ACtually, the responsible security advisory resources (like exploit-db.com) will only list a vulnerability after the developer has had adequate time to provide a fix, usually 7-14 days depending on the severity of the exploit. They will also give some generic information about the exploit, but not step-by-step instructions.

There are other resources on the 'net which publicise 0-day exploits (the developer hasn't been notified about them), full details and proof-of-concept code. There are the real jerks of the Internet. It's like having someone give out free guns and unlimited ammo to 15-year-olds. We all know this can't end very well, neither for the kids nor for the innocent bystanders.

Anyway, I digress.

Thank you for your kind words and I'm glad I could be of assistance!

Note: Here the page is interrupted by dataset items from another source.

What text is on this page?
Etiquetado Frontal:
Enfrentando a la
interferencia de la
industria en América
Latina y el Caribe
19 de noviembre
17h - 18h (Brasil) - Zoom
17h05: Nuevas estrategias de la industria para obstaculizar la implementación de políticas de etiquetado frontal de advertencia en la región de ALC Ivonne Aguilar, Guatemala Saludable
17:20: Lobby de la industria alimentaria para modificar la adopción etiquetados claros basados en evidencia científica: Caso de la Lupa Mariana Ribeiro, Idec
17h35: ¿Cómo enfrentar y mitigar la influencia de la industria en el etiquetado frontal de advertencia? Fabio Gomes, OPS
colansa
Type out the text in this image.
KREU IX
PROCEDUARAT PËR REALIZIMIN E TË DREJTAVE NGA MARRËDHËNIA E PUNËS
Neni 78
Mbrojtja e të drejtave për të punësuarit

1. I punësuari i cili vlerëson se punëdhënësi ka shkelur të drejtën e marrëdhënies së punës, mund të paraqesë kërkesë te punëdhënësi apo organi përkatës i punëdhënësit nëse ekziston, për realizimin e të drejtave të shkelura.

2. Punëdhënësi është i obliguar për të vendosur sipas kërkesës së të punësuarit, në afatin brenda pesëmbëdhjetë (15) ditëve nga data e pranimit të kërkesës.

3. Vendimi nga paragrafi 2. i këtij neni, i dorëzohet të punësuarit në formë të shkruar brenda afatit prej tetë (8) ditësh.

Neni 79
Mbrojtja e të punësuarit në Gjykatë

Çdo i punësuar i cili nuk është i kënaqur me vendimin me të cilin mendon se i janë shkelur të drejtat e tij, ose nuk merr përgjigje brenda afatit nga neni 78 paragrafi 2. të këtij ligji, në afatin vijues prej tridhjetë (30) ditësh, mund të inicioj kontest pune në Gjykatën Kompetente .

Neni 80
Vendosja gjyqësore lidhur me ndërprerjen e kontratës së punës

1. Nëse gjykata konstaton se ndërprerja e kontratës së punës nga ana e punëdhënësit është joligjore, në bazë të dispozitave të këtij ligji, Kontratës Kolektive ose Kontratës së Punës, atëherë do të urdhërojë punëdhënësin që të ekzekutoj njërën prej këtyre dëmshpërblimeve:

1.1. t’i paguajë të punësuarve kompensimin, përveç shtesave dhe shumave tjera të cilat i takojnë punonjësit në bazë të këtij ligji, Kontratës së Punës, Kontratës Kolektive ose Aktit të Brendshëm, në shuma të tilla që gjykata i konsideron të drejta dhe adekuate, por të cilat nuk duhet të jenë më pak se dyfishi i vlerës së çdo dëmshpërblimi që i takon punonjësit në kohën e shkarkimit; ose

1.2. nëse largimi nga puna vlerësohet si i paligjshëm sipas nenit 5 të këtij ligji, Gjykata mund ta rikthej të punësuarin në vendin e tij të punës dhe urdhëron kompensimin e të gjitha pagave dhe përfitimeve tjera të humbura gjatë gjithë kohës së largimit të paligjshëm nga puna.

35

Sounds a bit like dropping a big bomb to kill a few mosquitos, but at least that solved the problem you had :)

Randy,

you can always block the specific IP (put it in the black list) and make sure that "Disallow site access to IPs in Blacklist" is set to Yes in the Configure WAF page.

Yup, if you don't set that switch to Yes the black list does nothing. If you wonder why, it's for performance reasons. When the switch is on, for every request routed through Joomla!'s index.php (even when Joomla!'s cache is enabled) we have to perform a database query to fetch all blacklisted IPs and run a loop, parsing the IP ranges and checking them for a match against the user's IP. If you don't need the blacklisting feature, you have one more MySQL request per page request which can throw off the MySQL cache on tight memory conditions (e.g. shared servers), increasing page load by up to 100msec on average.